Hi, Eveyone.  We are halfway through August, and I am noticing folks dropping out of #writelikecrazy.  Activity on the hashtag is slowing down.  I am not recieving as many cool photos of your workspaces.  The purpose of this post is to help you get back on board because we still have a lot of month left.

One question to ask yourself is whether you have set reasonable goals for yourself.  Remember, this is not NaNoWriMo.  We are not trying to cough up a whole book in a month.  We are just here to try and figure out some sustainable habits and jump start ourselves.  If you started this month like a crash diet, it’s no wonder that you have burned out.  But here is a great way that #WLC is better than a crash diet.  When you fall off the diet wagon, you just gain the weight back.  With #WLC, the progress you made in the early days is yours forever.  You can start again anything and move forward.

So rethink your goals.  Has school started for you, or your kids?  Are you going on vacation?  Factor that in and set a goal that you can read.  Can you do a page a day?  Maybe thirty minutes on the timer.  Give up watching Law & Order on Netflix and five that 42 minutes to your manuscript. As they say– A year from now, you will wish you had started today.

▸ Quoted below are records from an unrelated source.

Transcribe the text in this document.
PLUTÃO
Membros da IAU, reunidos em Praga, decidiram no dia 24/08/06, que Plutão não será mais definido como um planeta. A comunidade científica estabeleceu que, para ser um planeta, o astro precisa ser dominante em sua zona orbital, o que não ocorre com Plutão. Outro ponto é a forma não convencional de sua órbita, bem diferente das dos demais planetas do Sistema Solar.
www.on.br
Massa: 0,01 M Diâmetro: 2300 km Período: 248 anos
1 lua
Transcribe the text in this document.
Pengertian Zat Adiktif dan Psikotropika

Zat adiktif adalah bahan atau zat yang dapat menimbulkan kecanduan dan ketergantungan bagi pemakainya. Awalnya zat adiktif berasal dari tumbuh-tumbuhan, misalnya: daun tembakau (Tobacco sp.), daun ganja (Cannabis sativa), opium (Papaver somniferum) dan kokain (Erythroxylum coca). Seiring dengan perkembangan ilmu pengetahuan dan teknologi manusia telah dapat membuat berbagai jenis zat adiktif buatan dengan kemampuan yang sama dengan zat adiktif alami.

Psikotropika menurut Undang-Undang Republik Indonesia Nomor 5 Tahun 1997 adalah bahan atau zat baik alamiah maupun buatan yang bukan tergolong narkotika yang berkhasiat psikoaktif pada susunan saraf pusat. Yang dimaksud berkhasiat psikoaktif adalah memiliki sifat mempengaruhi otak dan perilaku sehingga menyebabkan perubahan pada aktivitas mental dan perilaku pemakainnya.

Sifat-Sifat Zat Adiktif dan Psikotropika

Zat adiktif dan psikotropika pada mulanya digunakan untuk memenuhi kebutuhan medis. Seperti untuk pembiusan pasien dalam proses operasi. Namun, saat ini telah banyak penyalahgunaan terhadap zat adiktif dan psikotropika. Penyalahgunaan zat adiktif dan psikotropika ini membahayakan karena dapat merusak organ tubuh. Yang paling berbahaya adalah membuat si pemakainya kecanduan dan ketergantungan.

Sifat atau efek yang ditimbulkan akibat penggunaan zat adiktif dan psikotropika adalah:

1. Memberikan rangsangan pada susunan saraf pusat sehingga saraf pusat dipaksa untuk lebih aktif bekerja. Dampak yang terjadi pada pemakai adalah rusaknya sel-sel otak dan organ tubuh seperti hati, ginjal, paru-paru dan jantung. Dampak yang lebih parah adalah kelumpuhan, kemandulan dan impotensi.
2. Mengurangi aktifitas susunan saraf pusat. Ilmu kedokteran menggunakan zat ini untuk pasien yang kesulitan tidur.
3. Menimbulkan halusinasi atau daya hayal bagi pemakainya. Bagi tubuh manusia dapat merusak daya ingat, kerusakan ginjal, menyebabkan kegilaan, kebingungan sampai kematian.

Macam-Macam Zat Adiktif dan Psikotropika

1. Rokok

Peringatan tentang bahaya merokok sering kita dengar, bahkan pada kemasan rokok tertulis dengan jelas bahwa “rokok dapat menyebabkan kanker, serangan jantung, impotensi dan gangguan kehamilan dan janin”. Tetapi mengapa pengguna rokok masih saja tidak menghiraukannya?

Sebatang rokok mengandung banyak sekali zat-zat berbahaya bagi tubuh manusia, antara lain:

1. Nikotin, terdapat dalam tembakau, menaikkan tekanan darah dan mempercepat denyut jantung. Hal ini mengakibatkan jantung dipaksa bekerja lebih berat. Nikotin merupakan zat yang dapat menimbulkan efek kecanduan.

Are you second guessing yourself in general?  Are you worried that what you’re writing isn’t good enough?  May I offer this tweet from Anne Lamott whose wonderful book “Bird By Bird” really gets my engine running:

To be fair, sure a famous writer like Anne Lamott is coming from a different place than most of us– afterall, she is, apparently in bed while you might be at work.  But there is still wisdom in what she says.  Write.  Even if it’s bad.  If it’s bad, you can fix it.  But you can’t fix it until you’re written it.  Write that shitty first draft.  Don’t be mean to yourself.  Don’t tell yourself that it’s not good enough, or that you’re not good enough.

You can do this.  Really, you can.  Try again.